Generative AI Open Source Contribution
This award highlights the person, team or company that has made the most significant contribution to open-source tools, datasets or other resources to help advance generative AI.
Hugging Face
Hugging Face is an AI company that enables AI and data science professionals to communicate with each other with a tool specifically designed for them. It makes publishing datasets and AI models, both trained and untrained, easier. The company is known for its open-source contributions to the ML community and for natural language processing (NLP) and computer vision (CV) applications.
Stability AI
Stability AI is a company that has developed open-source AI models for imaging, language, code, audio, video 3D content, design, biotech and scientific research. Stability AI recently released StableStudio, an open-source version of DreamStudio, its commercial interface for generating Stable Diffusion images. The company said the launch “marks a fresh chapter” for the interface and “showcases Stability AI’s dedication to advancing open-source development within the AI ecosystem.”

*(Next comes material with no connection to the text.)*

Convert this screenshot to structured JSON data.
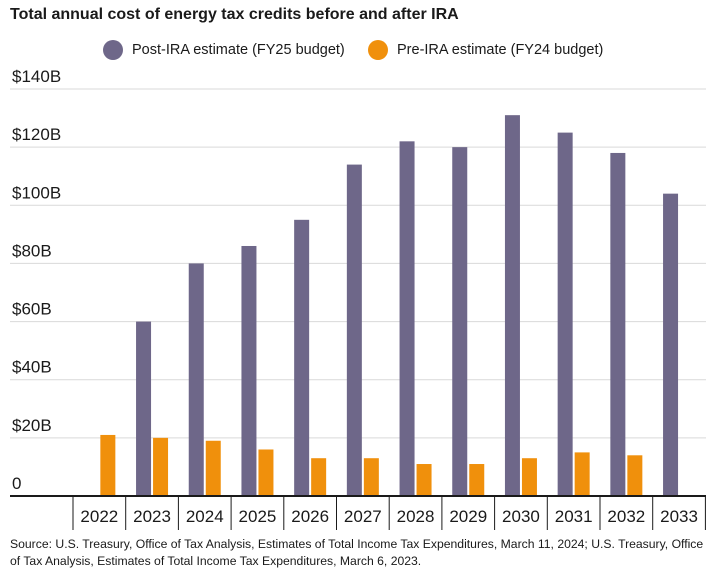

TensorFlow is an open-source technology effort, led by Google, that provides ML tools to help developers build and train models. TensorFlow is an open-source software library for dataflow and differentiable programming across a range of tasks. It is a symbolic math library and is also used for ML applications such as neural networks. It was developed by the Google Brain team and is used by several other Google teams and researchers for machine learning and deep learning research. Google recently rolled out a series of open-source updates for growing the TensorFlow ecosystem.
PyTorch is an open-source ML library based on the Torch library. It is used for applications such as NLP. It was developed by Facebook’s artificial intelligence research group and is used by several other Facebook teams and researchers for machine learning research.
Meta-LLaMA
Meta has publicly released Large Language Model Meta AI (LLaMA), an LLM designed to help researchers advance their work in this subfield of AI. Smaller models like LLaMA require far less computing power and resources to test new approaches, validate others’ work and explore new use cases. Foundation models train on a large set of unlabeled data, which makes them ideal for fine-tuning a variety of tasks.